Even by England's recent low standards, this match was horrible. After setting out at an arthritic crawl they took 14 balls to nudge their first run to third man. By that stage in the second innings a rampant South Africa had 19. The only way back looked like South Africa being expelled for a breach of one of the ICC's interminable list of regulations ("size of sponsors logos on jockstraps?").

Once again, far too much pressure was heaped on Kevin Pietersen by sluggish openers. Vaughan said the strategy was to get through the first ten overs and then attack to look for "220 to 240". The South African innings - 157 for 1 in 19.2 overs, on course for a total of 400 - made nonsense of that. Graeme Smith walked all over England in a brutal 89 of Matthew Hayden-like bullying. In the 17th over Andrew Flintoff watched the ball disappear back past him for three successive masculinity-questioning straight fours. Ouch.

The repeated failures of the top order (opening stands of 1, 1, 10, 7 and 9 against the Test sides) have meant the classy breakdown recovery service of Pietersen and Paul Collingwood has been called out too often. Vaughan has failed to score for 73% of balls received in the first 15 overs. "My batting form has not been good at all in one-day cricket," he said. "My position in the team is hugely in doubt because of my batting. I still believe I'm a very good captain but people have to sit down and discuss my position."

Every other side has started with a dasher and England have badly missed Marcus Trescothick's oomph. For example, Habibul Bashar said he was the man the Bangladeshis most feared. Without Trescothick, England's safety-first approach has been as old-fashioned and stodgy as spotted dick and custard in a sushi bar. It was bizarre to see such an approach from the country with by far the most experience of the innovations of Twenty20 cricket. It says everything that the man to have come out of the World Cup best is one who wasn't even here.

"But I won't be retiring from one-day cricket," Vaughan said. "I'm not stupid enough to think it's not going to be an area of concern and talk over the next few days.
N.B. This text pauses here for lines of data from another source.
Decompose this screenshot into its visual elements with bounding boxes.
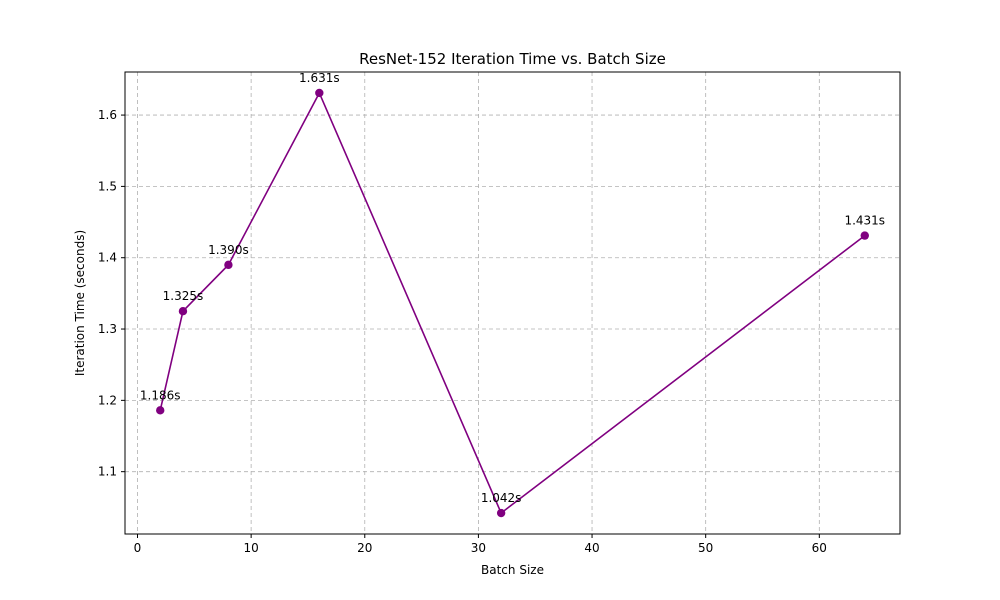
data-label: 1.325s <box>163 289 204 303</box>
y-tick-label: 1.6 <box>98 108 117 122</box>
grid <box>125 72 900 534</box>
data-label: 1.390s <box>208 243 249 257</box>
data-point <box>496 508 506 518</box>
x-tick-label: 60 <box>812 541 827 555</box>
series-line <box>159 91 866 515</box>
series <box>156 88 869 518</box>
y-tick-label: 1.5 <box>98 179 117 193</box>
x-axis-label: Batch Size <box>481 563 544 577</box>
axis-ticks: 0 10 20 30 40 50 60 1.1 1.2 1.3 1.4 1.5 1.6 <box>98 108 827 555</box>
plot-area <box>124 71 901 535</box>
y-axis-label: Iteration Time (seconds) <box>73 230 87 376</box>
data-label: 1.431s <box>844 214 885 228</box>
chart-title: ResNet-152 Iteration Time vs. Batch Size <box>359 50 666 68</box>
x-tick-label: 50 <box>698 541 713 555</box>
y-tick-label: 1.1 <box>98 465 117 479</box>
x-tick-label: 20 <box>357 541 372 555</box>
data-label: 1.186s <box>140 388 181 402</box>
y-tick-label: 1.3 <box>98 322 117 336</box>
data-label: 1.631s <box>299 71 340 85</box>
y-tick-label: 1.2 <box>98 393 117 407</box>
data-point <box>178 307 188 316</box>
x-tick-label: 10 <box>243 541 258 555</box>
data-point <box>224 260 233 270</box>
x-tick-label: 0 <box>134 541 142 555</box>
data-point <box>156 406 165 415</box>
y-tick-label: 1.4 <box>98 251 117 265</box>
data-point <box>315 88 324 98</box>
x-tick-label: 30 <box>471 541 486 555</box>
data-label: 1.042s <box>481 491 522 505</box>
data-point <box>860 231 869 240</box>
data-labels: 1.186s 1.325s 1.390s 1.631s 1.042s 1.431s <box>140 71 885 505</box>
x-tick-label: 40 <box>584 541 599 555</box>
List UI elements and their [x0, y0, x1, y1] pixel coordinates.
The most important thing is that we have to get English cricket back on track. We need a strategy to move forward. Since 1992 England haven't produced any good one-day cricket. We need to know why."



"I'm not stupid enough to think it's not going to be an area of concern and talk over the next few days" © AFP

Before that 1992 World Cup final against Pakistan, England won 54% of their one-day games. Since then they have managed 38% (excluding the minnows). Why? The Barmy Bugler perhaps caught it best when he mournfully trumpeted the refrain from the Bon Jovi hit Living on a Prayer.

England's stated aim was to have a stable team by this World Cup. In that they have clearly failed. Last year they used seven more players than the Australians in nine fewer games. When asked about England's one-day malaise, both Andrew Hall and Smith thrust home the importance of playing lots together, and working out clear roles. England didn't give themselves the best chance.

This is not helped by using the one-day side as a test bed for young bowlers. In many ways it is a tougher environment than Tests, as Andrew Strauss has pointed out. There is nowhere to hide, you have to bowl.

And perhaps there's the rub. Vaughan called this a "massive" tournament but there is no doubt some players value Tests more. Steve Harmison didn't retire from Tests to concentrate on one-dayers. "I haven't really talked about the limited-overs game in any great depth," Nasser Hussain said in his autobiography, "because it has never meant as much to me as Test cricket."

In an excellent recent piece in The Wisden Cricketer, Lawrence Booth pointed out that the ranks of the Barmy Army thin out when England change into their pyjamas and that most of the main newspaper correspondents fly home. Deep in the English cricket psyche, we still see one-day cricket as a necessary inconvenience. Perhaps we get the one-day team we deserve.